Il conte rise di nuovo, una risata più contenuta questa volta.

«E chi ti dice che tu abbia ascendente su di me?» chiese, tirando una boccata alla sigaretta. Valentine sapeva che lo stava provocando, era risaputo che lui fosse il suo favorito e che spesso e volentieri richiedesse i suoi favori. L'Incubo bruciò la distanza tra loro e si trovò a pochi passi dalle volute di fumo sprigionate dalle labbra del giovane. Questi se le leccò, provocante.

«Inoltre perché mai dovrei riammetterlo? Dammi un buon motivo e potrei pensarci» gli sussurrò, avvicinando il volto al suo.

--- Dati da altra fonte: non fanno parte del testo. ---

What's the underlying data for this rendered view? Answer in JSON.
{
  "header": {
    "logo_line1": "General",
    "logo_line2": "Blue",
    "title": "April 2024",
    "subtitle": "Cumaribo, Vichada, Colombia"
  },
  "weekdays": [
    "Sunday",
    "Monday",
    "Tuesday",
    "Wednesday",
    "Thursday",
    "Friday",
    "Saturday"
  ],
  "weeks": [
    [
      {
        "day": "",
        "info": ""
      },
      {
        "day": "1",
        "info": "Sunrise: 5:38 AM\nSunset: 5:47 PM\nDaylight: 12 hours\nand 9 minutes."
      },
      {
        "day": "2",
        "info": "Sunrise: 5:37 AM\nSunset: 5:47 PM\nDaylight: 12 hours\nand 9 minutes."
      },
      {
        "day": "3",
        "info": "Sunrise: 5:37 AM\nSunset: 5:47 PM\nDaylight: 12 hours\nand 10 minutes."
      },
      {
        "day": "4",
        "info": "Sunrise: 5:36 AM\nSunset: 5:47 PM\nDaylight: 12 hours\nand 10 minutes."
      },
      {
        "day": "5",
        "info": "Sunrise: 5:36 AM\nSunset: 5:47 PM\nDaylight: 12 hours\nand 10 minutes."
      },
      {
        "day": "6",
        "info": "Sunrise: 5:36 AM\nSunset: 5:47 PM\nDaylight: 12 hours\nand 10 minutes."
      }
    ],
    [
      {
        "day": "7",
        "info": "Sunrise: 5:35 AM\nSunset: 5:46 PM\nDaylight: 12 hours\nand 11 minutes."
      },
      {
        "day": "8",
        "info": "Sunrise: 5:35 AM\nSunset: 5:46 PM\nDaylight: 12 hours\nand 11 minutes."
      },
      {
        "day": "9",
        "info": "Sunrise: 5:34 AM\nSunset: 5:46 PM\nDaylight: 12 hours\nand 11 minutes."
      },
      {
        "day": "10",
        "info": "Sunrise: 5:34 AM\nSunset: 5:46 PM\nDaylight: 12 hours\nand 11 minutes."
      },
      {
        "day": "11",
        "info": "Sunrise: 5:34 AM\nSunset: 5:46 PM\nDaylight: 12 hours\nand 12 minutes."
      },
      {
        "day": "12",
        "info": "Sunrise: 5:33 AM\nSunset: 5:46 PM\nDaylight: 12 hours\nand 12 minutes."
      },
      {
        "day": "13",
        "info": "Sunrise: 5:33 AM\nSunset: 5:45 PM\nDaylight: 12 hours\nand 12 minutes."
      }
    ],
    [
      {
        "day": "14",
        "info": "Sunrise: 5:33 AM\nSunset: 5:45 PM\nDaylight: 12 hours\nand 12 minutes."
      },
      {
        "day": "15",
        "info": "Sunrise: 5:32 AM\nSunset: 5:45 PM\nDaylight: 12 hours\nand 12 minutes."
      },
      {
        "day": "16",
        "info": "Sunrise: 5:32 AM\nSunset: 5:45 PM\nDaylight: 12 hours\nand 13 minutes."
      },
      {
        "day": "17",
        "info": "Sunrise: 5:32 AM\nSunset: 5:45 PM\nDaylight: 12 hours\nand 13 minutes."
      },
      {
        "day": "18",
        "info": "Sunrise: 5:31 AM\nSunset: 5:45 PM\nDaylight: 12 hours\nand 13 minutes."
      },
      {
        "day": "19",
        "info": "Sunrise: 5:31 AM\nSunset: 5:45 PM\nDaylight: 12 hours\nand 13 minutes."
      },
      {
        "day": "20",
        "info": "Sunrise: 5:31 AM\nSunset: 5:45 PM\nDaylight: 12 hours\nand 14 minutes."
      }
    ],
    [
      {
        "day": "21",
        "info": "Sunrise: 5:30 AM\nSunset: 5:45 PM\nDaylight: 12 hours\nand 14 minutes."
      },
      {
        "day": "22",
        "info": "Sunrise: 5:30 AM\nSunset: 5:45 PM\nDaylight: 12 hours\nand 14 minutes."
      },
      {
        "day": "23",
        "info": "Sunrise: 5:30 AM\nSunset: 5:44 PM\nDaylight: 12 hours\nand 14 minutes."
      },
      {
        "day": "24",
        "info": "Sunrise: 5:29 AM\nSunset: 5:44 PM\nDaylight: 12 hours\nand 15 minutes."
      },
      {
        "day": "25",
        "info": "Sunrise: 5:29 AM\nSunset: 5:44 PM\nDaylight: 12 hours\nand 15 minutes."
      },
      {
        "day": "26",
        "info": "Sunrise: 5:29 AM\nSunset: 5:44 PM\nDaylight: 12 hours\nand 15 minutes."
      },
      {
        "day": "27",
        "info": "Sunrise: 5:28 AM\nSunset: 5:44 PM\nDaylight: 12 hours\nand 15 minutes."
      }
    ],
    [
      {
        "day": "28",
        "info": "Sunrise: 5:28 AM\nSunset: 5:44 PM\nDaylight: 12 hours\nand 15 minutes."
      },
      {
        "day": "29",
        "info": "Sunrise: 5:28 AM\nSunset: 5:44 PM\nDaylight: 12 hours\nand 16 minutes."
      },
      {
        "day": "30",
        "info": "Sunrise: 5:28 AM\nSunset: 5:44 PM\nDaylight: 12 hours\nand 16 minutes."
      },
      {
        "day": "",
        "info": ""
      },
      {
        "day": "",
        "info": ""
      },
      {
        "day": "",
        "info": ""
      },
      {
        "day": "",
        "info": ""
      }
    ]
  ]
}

«Perché sono io a chiedervelo» sussurrò l'Incubo, ad un soffio dalle labbra dell'altro «Non vi basta?»

Il Conte sorrise e rimise la sigaretta tra le labbra indifferente. Voleva qualcosa di più, le paroline dolci e lo sguardo languido non sarebbero bastati a convincerlo. Non erano mai abbastanza.
Valentine si avvicinò ancora di più al Conte e sfiorò il suo collo candido con le labbra sanguigne, accarezzando con il suo caldo respiro i punti che sapeva essere più sensibili. Il Conte rigettò la testa all'indietro e le volute di fumo si dispersero tra le travi di legno assieme ad un grido soffocato di sorpresa e piacere. Valentine aveva arditamente iniziato a sfiorare il sesso dell'altro.
Il Conte emise un altro grido soffocato e allontanò bruscamente l'Incubo da sé. Valentie rimase spiazzato.

Il giovane intanto stava gettando i rimasugli della sigaretta nel posacenere in onice.
«Ho fame» disse semplicemente.

Entrambi già sapevano cosa significasse.